IT-Sicherheit Hamburg

Viele kleine und mittelständische Unternehmen in Hamburg sehen sich durch Hacker nicht bedroht. Viele Unternehmer nehmen an, dass sie für Hacker keine interessanten oder wertvollen Informationen haben und deswegen kein Angriffsziel darstellen.

Cyber-Kriminelle greifen Ihre Ziel-Unternehmen in Hamburg nur an, wenn sich der Zeit- und Energie-Aufwand auch lohnt.
Viele Cyber-Angriffe erfolgen daher gar nicht auf ein spezielles Ziel, sondern werden breit gestreut. Millionen E-Mails mit schadhaften Anhängen werden täglich versendet.
Einige von diesen Anhängen werden auch geöffnet. Seit 2016 sind neben infizierten E-Mails auch sogenannte Ransomware in die Unternehmen gelangt.
Ransomware wie Wannacry verbreitet sich eigenständig von Rechner zu Rechner und verschlüsseln alle im Netzwerk erreichbaren Dateien.
Für den Betroffenen Besitzer sind die Dateien unzugänglich und können häufig nur gegen Bezahlung in Bitcoins oder Zahlung in anderen Währungen wieder freigeschaltet werden.

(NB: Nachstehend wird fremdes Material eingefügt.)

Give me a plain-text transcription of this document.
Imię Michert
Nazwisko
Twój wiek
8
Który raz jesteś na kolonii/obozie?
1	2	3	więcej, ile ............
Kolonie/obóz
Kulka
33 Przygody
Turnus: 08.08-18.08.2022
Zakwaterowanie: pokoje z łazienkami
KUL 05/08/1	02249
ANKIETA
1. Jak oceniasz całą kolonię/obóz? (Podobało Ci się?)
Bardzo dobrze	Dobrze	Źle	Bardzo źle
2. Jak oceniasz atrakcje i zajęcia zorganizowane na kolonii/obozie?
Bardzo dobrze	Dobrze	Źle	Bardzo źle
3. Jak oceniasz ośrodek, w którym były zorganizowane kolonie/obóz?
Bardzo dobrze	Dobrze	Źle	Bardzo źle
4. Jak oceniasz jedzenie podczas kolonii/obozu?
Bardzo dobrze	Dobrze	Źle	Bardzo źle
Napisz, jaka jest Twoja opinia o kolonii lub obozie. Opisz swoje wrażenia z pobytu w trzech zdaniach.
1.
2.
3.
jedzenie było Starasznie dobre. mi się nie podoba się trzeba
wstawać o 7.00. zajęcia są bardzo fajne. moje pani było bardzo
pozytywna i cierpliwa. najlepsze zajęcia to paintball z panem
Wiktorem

Auch in Hamburg sind Unternehmen und Dienstleister jeglicher Größe für Hacker interessant, weil es dort Personendaten (Name, Anschrift, E-Mail, Telefon) und Finanzdaten (Bankdaten, Kreditkarten) gibt. Beim „CIO Fraud“ versuchen die Angreifer durch Social-Engineering (Recherche in sozialen Netzwerken) die Opfer zu täuschen, um diese dazu zu bringen Geld zu überweisen.  Es sind nicht immer Geschäftsgeheimnisse auf die es die Kriminellen abgesehen haben, gerade über gehackten Benutzerkonten Online-Anbietern gibt es leichten Zugang zu vielen weiteren Unternehmensnetzwerken.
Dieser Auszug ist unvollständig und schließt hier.